找到了一个合适的迭代次数，现在开始对决策树进行调参。首先我们对决策树最大深度max_depth和内部节点再划分所需最小样本数min_samples_split进行网格搜索。

In [None]:
# param_test2 = {'max_depth':range(3,10,2), 'min_samples_split':range(100,801,200)}
# gsearch2 = GridSearchCV(estimator = GradientBoostingClassifier(learning_rate=0.1, n_estimators=50, min_samples_leaf=20, 
#       max_features='sqrt', subsample=0.8, random_state=10), 
#    param_grid = param_test2, scoring='roc_auc', cv=5)
# gsearch2.fit(x_train,y_train)
# means = gsearch2.cv_results_['mean_test_score']
# params = gsearch2.cv_results_['params']
# print(means)
# print(params)

由于决策树深度7是一个比较合理的值，所以把它定下来，对于内部节点再划分所需最小样本数min_samples_split，暂时不能一起定下来，因为这个和决策树其他的参数存在关联。
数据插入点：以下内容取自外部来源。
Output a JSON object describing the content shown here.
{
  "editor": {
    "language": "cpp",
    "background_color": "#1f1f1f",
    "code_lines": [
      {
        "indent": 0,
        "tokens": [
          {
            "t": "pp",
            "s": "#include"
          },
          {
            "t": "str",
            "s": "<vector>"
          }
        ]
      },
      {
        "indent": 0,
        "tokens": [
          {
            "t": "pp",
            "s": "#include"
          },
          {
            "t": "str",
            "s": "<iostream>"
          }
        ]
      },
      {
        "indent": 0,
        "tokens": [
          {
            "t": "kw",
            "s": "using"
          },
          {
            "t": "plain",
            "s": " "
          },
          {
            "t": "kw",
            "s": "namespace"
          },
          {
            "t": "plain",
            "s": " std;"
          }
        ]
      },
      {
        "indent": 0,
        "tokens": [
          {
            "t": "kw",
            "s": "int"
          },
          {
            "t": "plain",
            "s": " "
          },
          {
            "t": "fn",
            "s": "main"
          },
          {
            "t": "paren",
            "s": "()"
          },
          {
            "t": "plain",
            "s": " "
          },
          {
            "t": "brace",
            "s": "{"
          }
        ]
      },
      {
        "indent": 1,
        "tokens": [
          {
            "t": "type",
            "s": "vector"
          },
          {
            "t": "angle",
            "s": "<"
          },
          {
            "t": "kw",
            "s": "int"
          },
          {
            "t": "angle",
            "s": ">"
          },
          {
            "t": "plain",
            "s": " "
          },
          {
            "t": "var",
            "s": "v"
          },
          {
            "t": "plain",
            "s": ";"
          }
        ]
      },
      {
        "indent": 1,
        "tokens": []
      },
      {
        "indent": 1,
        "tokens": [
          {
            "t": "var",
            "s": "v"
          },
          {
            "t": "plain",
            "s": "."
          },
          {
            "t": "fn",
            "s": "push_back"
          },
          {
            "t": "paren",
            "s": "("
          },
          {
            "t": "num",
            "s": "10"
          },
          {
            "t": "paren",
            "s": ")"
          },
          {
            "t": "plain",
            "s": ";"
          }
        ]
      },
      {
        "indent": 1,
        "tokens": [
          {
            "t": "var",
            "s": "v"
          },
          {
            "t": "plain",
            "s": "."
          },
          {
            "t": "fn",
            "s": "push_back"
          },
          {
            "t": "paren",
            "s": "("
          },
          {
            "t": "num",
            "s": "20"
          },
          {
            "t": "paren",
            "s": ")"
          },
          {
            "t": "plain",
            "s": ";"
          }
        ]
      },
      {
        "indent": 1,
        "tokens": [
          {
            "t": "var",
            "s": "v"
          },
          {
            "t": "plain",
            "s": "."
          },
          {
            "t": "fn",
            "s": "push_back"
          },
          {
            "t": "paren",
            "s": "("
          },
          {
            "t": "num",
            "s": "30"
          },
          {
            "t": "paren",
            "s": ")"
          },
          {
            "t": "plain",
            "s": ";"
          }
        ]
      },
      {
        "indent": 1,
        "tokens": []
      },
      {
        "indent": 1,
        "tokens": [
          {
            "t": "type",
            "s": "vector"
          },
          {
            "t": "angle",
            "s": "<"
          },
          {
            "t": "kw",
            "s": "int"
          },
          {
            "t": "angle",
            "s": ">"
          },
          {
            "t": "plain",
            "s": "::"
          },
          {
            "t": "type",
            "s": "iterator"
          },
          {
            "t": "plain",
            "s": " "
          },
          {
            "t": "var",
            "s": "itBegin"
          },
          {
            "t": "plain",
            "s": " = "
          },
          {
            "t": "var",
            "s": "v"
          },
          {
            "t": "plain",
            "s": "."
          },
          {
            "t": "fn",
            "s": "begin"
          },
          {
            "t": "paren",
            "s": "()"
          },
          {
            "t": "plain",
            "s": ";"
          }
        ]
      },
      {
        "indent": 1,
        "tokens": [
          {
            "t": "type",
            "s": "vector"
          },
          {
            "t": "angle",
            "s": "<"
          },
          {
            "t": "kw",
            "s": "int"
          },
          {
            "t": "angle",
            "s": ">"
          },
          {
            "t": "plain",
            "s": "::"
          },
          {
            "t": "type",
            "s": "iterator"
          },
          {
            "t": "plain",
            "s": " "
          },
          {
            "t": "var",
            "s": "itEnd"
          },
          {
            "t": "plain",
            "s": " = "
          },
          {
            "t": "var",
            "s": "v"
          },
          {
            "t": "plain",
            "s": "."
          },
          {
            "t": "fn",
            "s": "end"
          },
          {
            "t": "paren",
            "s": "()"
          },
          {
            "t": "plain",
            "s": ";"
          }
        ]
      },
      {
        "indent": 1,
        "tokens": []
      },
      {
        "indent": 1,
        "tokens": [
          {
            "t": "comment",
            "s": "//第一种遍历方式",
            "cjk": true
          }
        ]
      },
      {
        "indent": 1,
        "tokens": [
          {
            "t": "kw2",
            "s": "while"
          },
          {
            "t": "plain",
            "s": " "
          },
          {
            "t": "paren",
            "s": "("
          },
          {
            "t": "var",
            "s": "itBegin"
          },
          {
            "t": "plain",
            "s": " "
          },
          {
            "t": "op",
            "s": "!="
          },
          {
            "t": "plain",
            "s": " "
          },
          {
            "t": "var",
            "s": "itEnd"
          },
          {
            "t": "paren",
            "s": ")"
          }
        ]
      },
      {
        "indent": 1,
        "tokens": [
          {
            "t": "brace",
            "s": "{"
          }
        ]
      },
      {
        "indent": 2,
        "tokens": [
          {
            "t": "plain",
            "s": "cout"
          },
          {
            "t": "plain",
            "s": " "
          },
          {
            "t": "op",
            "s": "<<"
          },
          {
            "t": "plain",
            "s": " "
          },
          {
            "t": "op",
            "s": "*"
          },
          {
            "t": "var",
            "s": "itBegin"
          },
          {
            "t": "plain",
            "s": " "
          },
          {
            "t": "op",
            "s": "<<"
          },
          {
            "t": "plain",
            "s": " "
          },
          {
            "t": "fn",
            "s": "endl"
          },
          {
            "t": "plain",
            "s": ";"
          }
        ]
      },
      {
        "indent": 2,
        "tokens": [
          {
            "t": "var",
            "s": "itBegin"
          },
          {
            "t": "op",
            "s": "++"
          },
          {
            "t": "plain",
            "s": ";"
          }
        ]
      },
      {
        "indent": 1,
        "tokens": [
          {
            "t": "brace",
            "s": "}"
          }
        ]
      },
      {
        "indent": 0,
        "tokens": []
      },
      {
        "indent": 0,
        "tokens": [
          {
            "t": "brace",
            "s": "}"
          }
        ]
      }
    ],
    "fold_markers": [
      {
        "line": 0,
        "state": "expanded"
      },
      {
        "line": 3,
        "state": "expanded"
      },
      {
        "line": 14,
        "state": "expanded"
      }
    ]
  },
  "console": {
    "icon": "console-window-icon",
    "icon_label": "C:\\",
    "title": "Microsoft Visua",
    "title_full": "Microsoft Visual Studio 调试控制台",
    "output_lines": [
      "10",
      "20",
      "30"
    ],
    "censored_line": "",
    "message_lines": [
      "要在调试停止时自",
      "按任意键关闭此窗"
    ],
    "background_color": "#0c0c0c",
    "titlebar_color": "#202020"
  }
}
再对min_samples_split和min_samples_leaf一起调参。

In [None]:
# param_test3 = {'min_samples_split':range(800,1900,200), 'min_samples_leaf':range(60,101,10)}
# gsearch3 = GridSearchCV(estimator = GradientBoostingClassifier(learning_rate=0.1, n_estimators=50,max_depth=7,
#                                      max_features='sqrt', subsample=0.8, random_state=10), 
#                        param_grid = param_test3, scoring='roc_auc', cv=5)
# gsearch3.fit(x_train,y_train)
# means = gsearch3.cv_results_['mean_test_score']
# params = gsearch3.cv_results_['params']
# print(means)
# print(params)

In [None]:
# gbm1 = GradientBoostingClassifier(learning_rate=0.1, n_estimators=50,max_depth=7, min_samples_leaf =120, 
#                min_samples_split =1000, max_features='sqrt', subsample=0.8, random_state=10)
# gbm1.fit(x_train,y_train)
# gbc_clf_proba = gbm1.predict_proba(x_test)[:,1]
# y_pred = gbm1.predict(x_test)
# fpr, tpr, _ = roc_curve(y_test, gbc_clf_proba)
# roc_auc = auc(fpr,tpr)
# plot_roc_curve(fpr,tpr)
# print ('AUC Score :', roc_auc)

In [None]:
# param_test4 = {'max_features':range(1,9)}
# gsearch4 = GridSearchCV(estimator = GradientBoostingClassifier(learning_rate=0.1, n_estimators=50,max_depth=7, min_samples_leaf =120, 
#                min_samples_split =1000, subsample=0.8, random_state=10), 
#                        param_grid = param_test4, scoring='roc_auc', cv=5)
# gsearch4.fit(x_train,y_train)
# means = gsearch4.cv_results_['mean_test_score']
# params = gsearch4.cv_results_['params']
# print(means)
# print(params)

In [None]:
# param_test5 = {'subsample':[0.6,0.7,0.75,0.8,0.85,0.9]}
# gsearch5 = GridSearchCV(estimator = GradientBoostingClassifier(learning_rate=0.1, n_estimators=50,max_depth=7, min_samples_leaf =120, 
#                min_samples_split =1000, max_features=4, random_state=10), 
#                        param_grid = param_test5, scoring='roc_auc', cv=5)
# gsearch5.fit(x_train,y_train)
# means = gsearch5.cv_results_['mean_test_score']
# params = gsearch5.cv_results_['params']
# print(means)
# print(params)

In [None]:
gbm1 = GradientBoostingClassifier(learning_rate=0.01, n_estimators=900,max_depth=7, min_samples_leaf =120, 
               min_samples_split =1000, max_features='sqrt', subsample=0.8, random_state=10)
gbm1.fit(x_train,y_train)
gbc_clf_proba = gbm1.predict_proba(x_test)[:,1]
y_pred = gbm1.predict(x_test)
fpr, tpr, _ = roc_curve(y_test, gbc_clf_proba)
roc_auc = auc(fpr,tpr)
plot_roc_curve(fpr,tpr)
print ('AUC Score :', roc_auc)

In [None]:
test_df = test_df.drop(['SeriousDlqin2yrs', 'ID'],axis=1)
gbc_clf_proba = gbm1.predict_proba(test_df)[:,1]
ids = np.arange(1,101504)
submission = pd.DataFrame( {'Id': ids, 'Probability': gbc_clf_proba})
submission.to_csv("submision.csv", index=False)

最后运用新参数拟合模型，得到最终模型。